Figure 1: Scaling and sample efficiency of Switch Transformers. Left Plot: Scaling properties for increasingly sparse (more experts) Switch Transformers. Right Plot: Negative log perplexity comparing Switch Transformers to T5 models using the same compute budget.

Simplified Sparse Routing

The Switch Transformer implements a simplified routing mechanism, contrasting with previous top-kk expert selection strategies that compute non-trivial gradients across multiple experts. The Switch routing strategy uses a simplified mechanism by assigning each token to a single expert, thereby reducing computational overhead and enhancing training stability. Figure 2

Figure 2: Illustration of a Switch Transformer encoder block. We replace the dense feed forward network layer present in the Transformer with a sparse Switch FFN layer. The layer operates independently on the tokens in the sequence.

Efficient Sparse Routing Implementation

Utilizing Mesh-Tensorflow for efficient sparse routing, the Switch Transformer ensures stability in routing decisions through dynamically set expert capacities and an auxiliary load balancing loss. The implementation maintains computational efficiency, even when faced with uneven token dispatch across multiple experts. Figure 3

Figure 3: Illustration of token routing dynamics. Each expert processes a fixed batch-size of tokens modulated by the capacity factor.

Experimental Results

The Switch Transformer has demonstrated significant improvements in training speed and efficiency, with reported speedups of up to 7x in pre-training compared to dense models such as T5-XXL. Key improvements are observed in multilingual contexts, where Switch Transformers achieve consistent gains across all 101 languages, recording speedups of 4x or greater for 91% of languages. Figure 4

Figure 4

Figure 4: Scaling properties of the Switch Transformer. Despite all models using an equal computational budget, we observe consistent improvements scaling the number of experts.

Figure 5

Figure 5: Speed advantage of Switch Transformer. For a fixed amount of computation and training time, Switch Transformers significantly outperform the dense Transformer baseline.

Fine-Tuning and Distillation

The Switch Transformer exhibits substantial improvements during fine-tuning across diverse NLP tasks, including GLUE, SuperGLUE, SQuAD, and TriviaQA. The architecture supports effective model distillation, compressing large sparse models into dense variants while preserving a significant fraction of the quality improvements.

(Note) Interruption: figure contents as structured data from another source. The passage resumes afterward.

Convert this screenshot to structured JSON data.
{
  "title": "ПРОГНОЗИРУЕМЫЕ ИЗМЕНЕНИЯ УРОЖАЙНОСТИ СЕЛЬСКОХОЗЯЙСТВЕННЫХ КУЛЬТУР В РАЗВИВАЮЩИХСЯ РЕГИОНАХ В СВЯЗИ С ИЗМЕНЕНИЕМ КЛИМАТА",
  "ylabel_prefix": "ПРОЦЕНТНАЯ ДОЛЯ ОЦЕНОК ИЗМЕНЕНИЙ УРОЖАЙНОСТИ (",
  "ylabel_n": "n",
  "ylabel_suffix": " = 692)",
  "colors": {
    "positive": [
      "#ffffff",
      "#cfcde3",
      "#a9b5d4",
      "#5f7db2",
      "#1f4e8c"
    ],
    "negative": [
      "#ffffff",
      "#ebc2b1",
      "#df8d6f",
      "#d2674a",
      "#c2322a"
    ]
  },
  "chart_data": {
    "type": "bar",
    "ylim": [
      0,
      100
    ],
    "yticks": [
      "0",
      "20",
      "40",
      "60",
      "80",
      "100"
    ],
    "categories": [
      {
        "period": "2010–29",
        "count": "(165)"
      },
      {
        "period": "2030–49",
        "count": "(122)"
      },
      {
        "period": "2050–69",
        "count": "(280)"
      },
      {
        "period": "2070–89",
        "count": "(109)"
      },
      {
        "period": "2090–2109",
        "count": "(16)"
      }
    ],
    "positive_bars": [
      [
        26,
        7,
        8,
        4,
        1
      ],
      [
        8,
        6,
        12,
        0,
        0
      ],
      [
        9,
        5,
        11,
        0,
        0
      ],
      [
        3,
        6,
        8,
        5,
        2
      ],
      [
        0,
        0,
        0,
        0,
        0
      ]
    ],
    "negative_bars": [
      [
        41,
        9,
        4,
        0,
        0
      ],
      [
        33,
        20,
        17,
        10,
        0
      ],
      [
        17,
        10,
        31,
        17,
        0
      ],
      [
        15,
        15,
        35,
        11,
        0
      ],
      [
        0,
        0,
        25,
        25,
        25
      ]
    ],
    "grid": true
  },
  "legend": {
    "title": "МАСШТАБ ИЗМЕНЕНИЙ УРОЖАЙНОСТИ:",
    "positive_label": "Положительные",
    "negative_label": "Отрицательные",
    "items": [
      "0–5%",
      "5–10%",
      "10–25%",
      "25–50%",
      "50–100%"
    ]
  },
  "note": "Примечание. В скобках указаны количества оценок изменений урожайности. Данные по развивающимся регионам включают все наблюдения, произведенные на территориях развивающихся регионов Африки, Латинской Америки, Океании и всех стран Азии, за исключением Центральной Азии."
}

Multilingual and Scaling Design

In multilingual training, Switch Transformers demonstrate effective scaling properties, displaying mean step speed-ups against mT5-Base. These models incorporate a blend of data, model, and expert-parallelism, achieving parameter scales up to 1.6 trillion, showcasing enhanced sample efficiency and reduced training duration compared to large-scale dense models. Figure 6

Figure 6

Figure 6: Multilingual pre-training on 101 languages. Improvements of Switch T5 Base model over dense baseline when multi-task training on 101 languages.

Figure 7

Figure 7: Multilingual pre-training on 101 languages. We histogram for each language, the step speedup of Switch Transformers over the FLOP matched T5 dense baseline to reach the same quality.

Conclusion

The Switch Transformer establishes a paradigm shift in the design and scalability of large-scale LLMs through its focus on sparse activation and computational efficiency. Its adoption may catalyze future advancements in sparsely-activated architectures, embracing both multilingual contexts and expansive parameter scales.